なぜ祖父は、一生忘れることのできない深い傷を負わせた相手を赦せたのか。その答えは、祖父の本に書いてありました。
「目の前の孤児を助けることに必死だった」
祖父は被爆後、先ほど紹介したゼノ修道士たちとともに、悲しむ暇もないままに、戦争孤児のための孤児院を作ることに奔走した時期があったようです。
きっとそうしなければ、深い悲しみに覆われて前に進めなかったのでしょう。目の前に愛すべき存在があったから、憎しみの感情に囚われなかったのです。
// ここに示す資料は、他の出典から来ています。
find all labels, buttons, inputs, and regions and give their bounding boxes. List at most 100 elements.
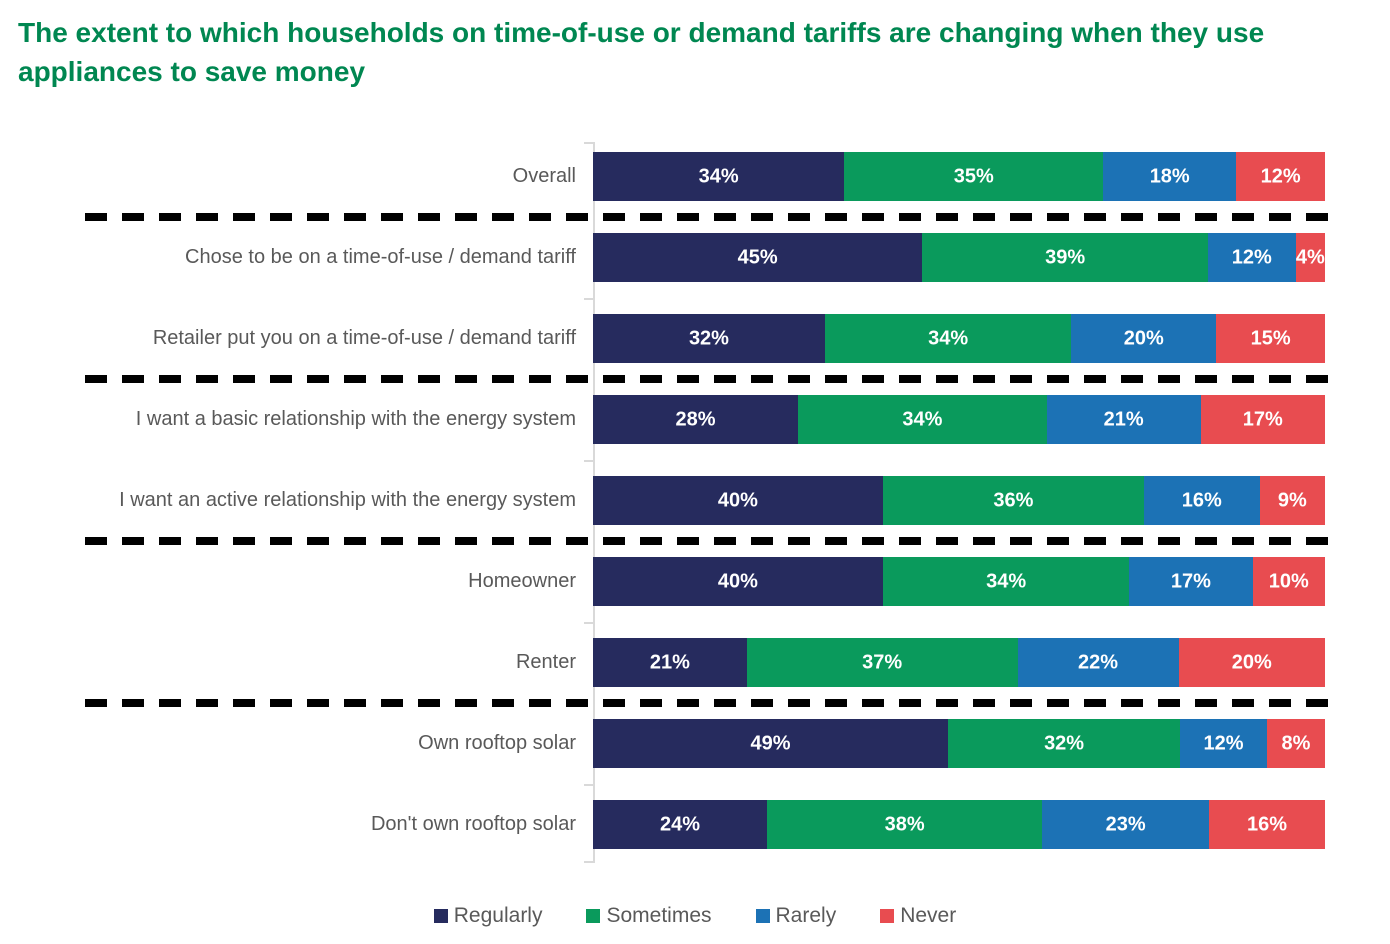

しかし孤児院設立から数年後、放火によって7人の孤児を失った責任を感じて、祖父は園長をやめることになります。ここまでくると、人生に意味など見出せなくなってしまいそうです。それでも祖父は粛々と命をつないで、多くの子どもと孫を遺してくれました。
そのおかげで、今の私があります。
残念ながら私の自我が芽生える前に、祖父は他界してしまいました。深く話すことは叶いませんでしたが、聞くところでは、施設をやめてからも教員として関わり、一般の生徒からも慕われていたそうです。晩年まで孤児の卒業生たちがよく家を訪ねてきて、「お父さん」と呼ばれて慕われていたようでした。
罪を憎んで人を憎まず。
私には到底できませんが、それを実行した祖父を心から尊敬しています。
慰められるよりも、慰める者に
ヨブが子を全員失ったように。
祖父が家族を全員失ったように。
ときに人生は、これでもかという苦しみを与えてきます。
理解できない苦しみを受けたとき、私たちはどうすべきなのでしょうか。正直、当事者になったことのない私にもわかりませんし、無責任なことは言えないとも思います。
ですが祖父のように、憎しみを愛に変換してみるのも手なのだと思います。「つらさを善行で紛らわす」ということです。